Are you building AI on solid ground? If you've done the first three steps, you're ready. Your AI features will work because they have coherent inputs. Your agents will be reliable because they understand the domain they're operating in. Your outputs will be trustworthy because the data model enforces the relationships that matter clinically.
Skip the steps, and you have a copilot that impresses in demos and frustrates in production.

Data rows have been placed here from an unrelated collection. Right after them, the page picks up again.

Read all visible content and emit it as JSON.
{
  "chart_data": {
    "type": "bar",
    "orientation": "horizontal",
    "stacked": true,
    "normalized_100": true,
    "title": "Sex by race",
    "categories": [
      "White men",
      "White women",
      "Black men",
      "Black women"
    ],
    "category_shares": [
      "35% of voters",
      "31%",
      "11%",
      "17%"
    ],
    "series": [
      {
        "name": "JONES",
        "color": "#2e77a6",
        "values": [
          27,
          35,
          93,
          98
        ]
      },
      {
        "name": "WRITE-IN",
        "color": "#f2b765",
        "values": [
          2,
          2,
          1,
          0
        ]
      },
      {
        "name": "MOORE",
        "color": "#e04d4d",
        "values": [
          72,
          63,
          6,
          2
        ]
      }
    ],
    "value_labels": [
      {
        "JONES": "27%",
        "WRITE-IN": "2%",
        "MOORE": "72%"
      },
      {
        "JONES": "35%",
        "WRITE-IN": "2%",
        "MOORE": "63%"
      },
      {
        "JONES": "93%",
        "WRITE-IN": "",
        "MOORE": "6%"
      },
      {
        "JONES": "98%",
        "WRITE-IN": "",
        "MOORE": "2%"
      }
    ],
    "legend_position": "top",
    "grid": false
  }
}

Why I'm Watching Verticals Win and Most of the Market Miss It
When I built Bridge Connector, we were essentially doing the Palantir recipe without the branding. We sent engineers into health systems. We built ontologies for specific integration scenarios — an ADT feed connecting to a billing system looks nothing like a lab result feed connecting to a care management platform. We did tens of thousands of integration mappings. We got the data flowing cleanly.
We didn't call any of that "AI" because the tooling wasn't there yet. But the foundation was. What I know now, having watched the current generation of healthcare AI companies, is that the ones who skip that foundation work are building on sand.
The market is large enough that sand-based products can raise money, hire teams, and run for years. Eventually the clinicians stop using them. The hospital contract doesn't renew. The payer pilot doesn't expand. The data from the product doesn't actually match the data in the chart.
The vertical specialists who do the foundation work will look slower at first. Narrower. Less ambitious. "Just dermatology?" "Just behavioral health scribes?"
Then one day they're the operating system for their specialty. And no horizontal platform can displace them, because the integration depth and domain ontology are the product.
The Palantir recipe is fifteen years old. It's still the only way to build durable enterprise software in complex domains. Healthcare AI is just relearning it, slowly and expensively.
Build for cardiologists. Not for healthcare.